Le concours culinaire inter-Ehpad est l’une des actions historiques et emblématiques des Insatiables. C’est toutefois loin d’être la seule. L’association propose des ateliers sur diverses thématiques – cuisine, décryptage d’étiquettes, stimulation des sens, etc. –, des balades, des lotos… Les formats sont divers et variés et dépendent de la réalité du terrain. « Puisque chaque territoire a ses spécificités, il nous paraît essentiel d’adapter nos actions à leurs enjeux (zone blanche, désert agricole…) et d’assurer leur complémentarité, indique la structure. Nous portons une attention particulière au fait de connaître nos bénéficiaires, répondre à leurs besoins afin de leur transmettre les savoir-faire liés à l’alimentation ».
L’association ne cible d’ailleurs plus seulement les seniors. C’était initialement le cas lors de sa création en 2014, « mais aujourd’hui, on s’ouvre à tous les publics », précise Astrid Chazaux. Car, quel que soit son âge, chacun a tout intérêt à adopter une alimentation équilibrée, pour sa santé et la planète. Dans cette optique, Les Insatiables sillonnent l’Hexagone à bord de leur camion mobile. Dans cette véritable cuisine ambulante, équipée « comme à la maison », une dizaine de personnes apprennent à réaliser des recettes saines, responsables et petit budget. Un bon moyen de sensibiliser un maximum de monde tout en passant un bon moment. ♦
Bonus
# Les idées reçues sur la dénutrition – Contrairement à la pensée générale, ce mal peut toucher tous les âges et pas seulement les personnes âgées, rappelle l’Agence régionale de Santé (ARS) Grand Est. Autre fake news que l’organisme débunke : la dénutrition serait incompatible avec toute activité physique. « L’activité physique adaptée et l’alimentation limitent la fonte musculaire, favorisent la guérison et accélèrent la convalescence », démonte-t-elle. Un échantillon parmi divers préjugés et recommandations pour repérer et combattre la dénutrition à retrouver sur son site internet.

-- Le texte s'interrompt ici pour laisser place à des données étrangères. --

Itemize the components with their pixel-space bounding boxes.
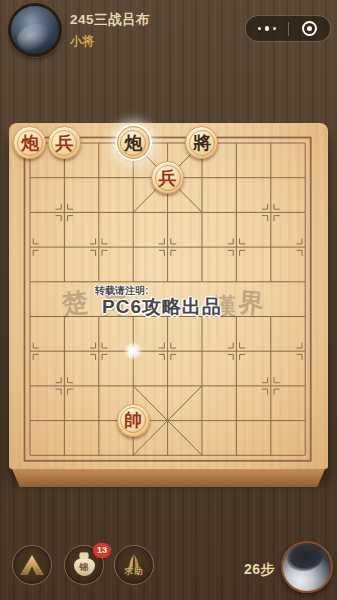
app-screen: 245三战吕布 小将 楚 河 漢 界 转载请注明: PC6攻略出品 炮兵炮將兵帥… bbox=[0, 0, 337, 600]
chevron-up-icon bbox=[20, 555, 44, 575]
last-move-origin-glow bbox=[124, 342, 142, 360]
rank-label: 小将 bbox=[70, 33, 94, 50]
bag-char: 锦 bbox=[80, 561, 89, 574]
piece-red-炮[interactable]: 炮 bbox=[13, 126, 46, 159]
player-avatar[interactable] bbox=[8, 3, 62, 57]
collapse-button[interactable] bbox=[12, 545, 52, 585]
ask-help-button[interactable]: 求助 bbox=[114, 545, 154, 585]
piece-red-兵[interactable]: 兵 bbox=[48, 126, 81, 159]
pieces-layer: 炮兵炮將兵帥 bbox=[13, 126, 323, 473]
move-counter: 26步 bbox=[244, 561, 275, 579]
miniprogram-capsule bbox=[245, 15, 331, 42]
gift-bag-icon: 锦 bbox=[74, 558, 95, 576]
hint-count-badge: 13 bbox=[93, 543, 111, 558]
piece-red-帥[interactable]: 帥 bbox=[117, 404, 150, 437]
hint-bag-button[interactable]: 锦 13 bbox=[64, 545, 104, 585]
more-menu-icon[interactable] bbox=[246, 26, 288, 31]
piece-red-兵[interactable]: 兵 bbox=[151, 161, 184, 194]
level-title: 245三战吕布 bbox=[70, 11, 150, 29]
footer-bar: 锦 13 求助 26步 bbox=[0, 538, 337, 600]
opponent-avatar[interactable] bbox=[281, 541, 333, 593]
header-bar: 245三战吕布 小将 bbox=[0, 0, 337, 60]
piece-black-將[interactable]: 將 bbox=[185, 126, 218, 159]
record-circle-icon[interactable] bbox=[289, 21, 331, 36]
piece-black-炮[interactable]: 炮 bbox=[117, 126, 150, 159]
help-label: 求助 bbox=[125, 566, 144, 578]
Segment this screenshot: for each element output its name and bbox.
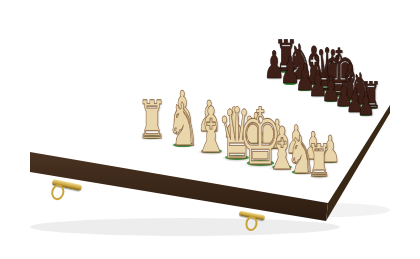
board-right-face	[326, 105, 390, 221]
chess-set-photo: AABBCCDDEEFFGGHH1122334455667788 ♜♞♝♛♚♝♞…	[0, 0, 420, 259]
board-shadow	[30, 218, 340, 236]
board-underside	[0, 0, 420, 259]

# 2 millions de personnes seraient dénutries en France – Selon le Collectif de lutte contre la dénutrition. Une grande partie sont des seniors : 400 000 vivent encore à domicile et 270 000 résident en Ehpad. Parmi les autres publics concernés : les personnes malades – 40%des malades cancéreux sont dénutris et 40% des individus atteints par Alzheimer – et les enfants (un enfant hospitalisé sur dix est touché).